Alta velocità in competizione con la nuova Alitalia. Le Ferrovie annunciano un convoglio ogni quindici minuti e tre ore di viaggio tra le due città entro dicembre del prossimo anno
Cernobbio, 8 settembre 2008 - Un treno ogni 15 minuti fra Roma e Milano a partire dal 14 dicembre. Tempi di percorrenza dimezzati sulla Milano-Bologna, a partire dalla stessa data. Tre ore di viaggio sulla Milano-Roma al posto delle quattro ore e mezza attuali entro il dicembre dell’anno prossimo. Nelle ore di punta (dalle 6 alle 9 e dalle 18 alle 21) ci saranno più treni che collegheranno le due città: la frequenza sarà di un convoglio no-stop seguito poi da uno che fermerà a Bologna-Firenze.
Una rivoluzione nei trasporti ferroviari sta giungendo a compimento — ha spiegato ieri mattina Mario Moretti, amministratore delegato di Ferrovie, al Workshop Ambrosetti di Cernobbio — proprio in concomitanza con la privatizzazione di Alitalia. Con queste premesse, è probabile che dalla fine del 2009 solo steward e hostess prenderanno l’aereo per spostarsi fra le due metropoli.
La previsione di Trenitalia è che nel giro di uno-due anni il 70% dei passeggeri in viaggio fra Milano e Roma prenderà il treno, con grande sollievo della nostra bolletta petrolifera. Tutti gli esperti di trasporti sanno, del resto, che le tratte ferroviarie comprese nell’ambito delle tre ore tendono a eliminare le corrispondenti tratte aeree. In Francia e in Germania, con la diffusione dell’alta velocità e la progressiva liberalizzazione del settore, accelerata dai costi iperbolici del petrolio, questo trasferimento dall’aria alla rotaia è già avvenuto: sulla tratta Parigi-Lione l’entrata in funzione del Tgv ha portato la quota del treno dal 47 al 74% già negli anni Ottanta. Lufthansa ha lanciato da tempo dei collegamenti ferroviari con l’ingolfatissimo aeroporto di Francoforte da diverse città tedesche, tagliando i voli corrispondenti.
I treni Lufthansa hanno gli stessi codici e offrono lo stesso identico servizio del volo, consentendo il check-in completo in stazione, compresi i bagagli fino alla destinazione finale. Ora AirFrance è in trattative con Veolia Transport, società leader del trasporto ferroviario privato in Europa, per istituire una joint venture su alcune tratte internazionali considerate ormai troppo poco competitive rispetto all’alta velocità.
Per il passeggero non sarà una novità assoluta, perché treni che fanno riferimento a Air France o a Lufthansa circolano già sulle ferrovie europee, ma dal punto di vista dell’operatore sì. Stavolta non saranno posti a sedere comperati dalle compagnie aeree su treni delle ferrovie statali, ma convogli operati privatamente da Air France in prima persona. In pratica, è la compagnia aerea che si trasforma in operatore ferroviario. Anche in Italia ci sono già due compagnie private — Ntv della coppia Montezemolo-Della Valle e Ferrotramviaria del conte Enrico Maria Pasquini (altro imprenditore satellite della famiglia Agnelli) — in pole position per sfruttare la liberalizzazione del business ferroviario.
E sul percorso Roma -Milano considerato uno dei collegamenti più redditizi d’Europa, insiste anche l’operazione Alitalia, che ha unificato i due principali vettori (AirOne e la compagnia di bandiera).
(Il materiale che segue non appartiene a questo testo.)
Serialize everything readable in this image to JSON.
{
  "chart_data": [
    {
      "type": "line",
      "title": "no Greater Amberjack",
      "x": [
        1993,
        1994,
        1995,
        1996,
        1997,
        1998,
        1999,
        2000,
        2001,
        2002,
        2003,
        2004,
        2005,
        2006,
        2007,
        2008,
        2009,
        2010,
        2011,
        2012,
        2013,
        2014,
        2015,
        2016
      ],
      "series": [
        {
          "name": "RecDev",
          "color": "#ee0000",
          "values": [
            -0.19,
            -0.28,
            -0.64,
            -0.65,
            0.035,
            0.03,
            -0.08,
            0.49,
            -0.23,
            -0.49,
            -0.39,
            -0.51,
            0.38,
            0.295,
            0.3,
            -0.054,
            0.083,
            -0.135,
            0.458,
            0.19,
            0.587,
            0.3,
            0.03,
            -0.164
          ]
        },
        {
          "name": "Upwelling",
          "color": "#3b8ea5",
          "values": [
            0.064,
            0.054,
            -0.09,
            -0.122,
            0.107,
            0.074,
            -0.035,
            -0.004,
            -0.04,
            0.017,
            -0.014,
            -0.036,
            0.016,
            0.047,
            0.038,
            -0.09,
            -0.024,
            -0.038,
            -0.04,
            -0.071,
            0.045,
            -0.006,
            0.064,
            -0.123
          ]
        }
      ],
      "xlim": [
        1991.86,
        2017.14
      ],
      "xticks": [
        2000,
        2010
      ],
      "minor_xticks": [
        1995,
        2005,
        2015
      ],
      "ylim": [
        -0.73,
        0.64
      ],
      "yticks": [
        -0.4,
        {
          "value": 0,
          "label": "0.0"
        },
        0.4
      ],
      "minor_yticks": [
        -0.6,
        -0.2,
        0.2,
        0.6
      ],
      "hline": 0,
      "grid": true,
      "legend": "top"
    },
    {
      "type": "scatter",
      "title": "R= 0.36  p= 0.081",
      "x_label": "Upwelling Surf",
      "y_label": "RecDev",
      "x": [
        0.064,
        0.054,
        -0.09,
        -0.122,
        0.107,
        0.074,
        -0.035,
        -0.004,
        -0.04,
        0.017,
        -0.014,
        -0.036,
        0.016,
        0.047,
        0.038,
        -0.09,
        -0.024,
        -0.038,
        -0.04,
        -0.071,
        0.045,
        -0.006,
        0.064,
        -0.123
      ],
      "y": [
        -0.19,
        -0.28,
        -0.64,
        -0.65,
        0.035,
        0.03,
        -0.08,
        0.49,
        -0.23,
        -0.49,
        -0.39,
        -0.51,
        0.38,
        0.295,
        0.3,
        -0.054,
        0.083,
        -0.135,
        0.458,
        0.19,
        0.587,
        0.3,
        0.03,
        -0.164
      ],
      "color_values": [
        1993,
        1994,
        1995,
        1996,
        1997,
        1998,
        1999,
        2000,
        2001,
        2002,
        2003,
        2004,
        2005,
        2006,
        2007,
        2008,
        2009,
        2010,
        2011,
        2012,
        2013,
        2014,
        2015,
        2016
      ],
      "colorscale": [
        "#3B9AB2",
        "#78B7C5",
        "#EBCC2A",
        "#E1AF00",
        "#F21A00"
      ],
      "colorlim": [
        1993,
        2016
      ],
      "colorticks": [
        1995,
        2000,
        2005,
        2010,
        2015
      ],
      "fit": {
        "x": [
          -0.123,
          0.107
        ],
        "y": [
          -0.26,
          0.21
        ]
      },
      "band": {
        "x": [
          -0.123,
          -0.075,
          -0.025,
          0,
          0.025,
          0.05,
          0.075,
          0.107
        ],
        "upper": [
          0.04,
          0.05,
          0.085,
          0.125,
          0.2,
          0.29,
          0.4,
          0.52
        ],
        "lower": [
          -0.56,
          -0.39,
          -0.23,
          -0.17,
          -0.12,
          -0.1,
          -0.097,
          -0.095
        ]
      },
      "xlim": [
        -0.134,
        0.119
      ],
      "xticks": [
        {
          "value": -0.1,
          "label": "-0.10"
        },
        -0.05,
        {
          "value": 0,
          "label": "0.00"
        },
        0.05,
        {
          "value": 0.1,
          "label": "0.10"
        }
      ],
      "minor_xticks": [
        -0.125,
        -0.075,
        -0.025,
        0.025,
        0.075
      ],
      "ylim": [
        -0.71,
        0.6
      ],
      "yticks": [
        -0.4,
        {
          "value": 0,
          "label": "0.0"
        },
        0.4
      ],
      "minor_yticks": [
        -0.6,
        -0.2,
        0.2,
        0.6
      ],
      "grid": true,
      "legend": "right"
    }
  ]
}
La strategia di Moretti guarda con "molto favore" alla competizione nell’ambito della liberalizzazione del mercato. Un percorso che però dev’essere uguale per tutti e per questo l’amministratore delegato di Ferrovie chiede sostegno: "Non è possibile che la nostra alta velocità non riesca a entrare in Francia o in Germania, mentre da noi altri soggetti stranieri possono già farlo".
Nei disegni di Moretti, forte anche di un bilancio previsto vicino al pareggio per l’esercizio 2008, le Ferrovie non si fermano alla dorsale nevralgica d’Italia. Per il prossimo anno saranno ultimati i lavori sulla Torino-Milano e sulla Napoli-Salerno, poi sarà la volta della Trieste-Venezia. E c’è anche la sfida dell’internazionalizzazione: un obiettivo di grande importanza, secondo l’ad di Ferrovie, per non fare lo stesso errore di Alitalia, troppo concentrata sull’Italia e sui piccoli centri.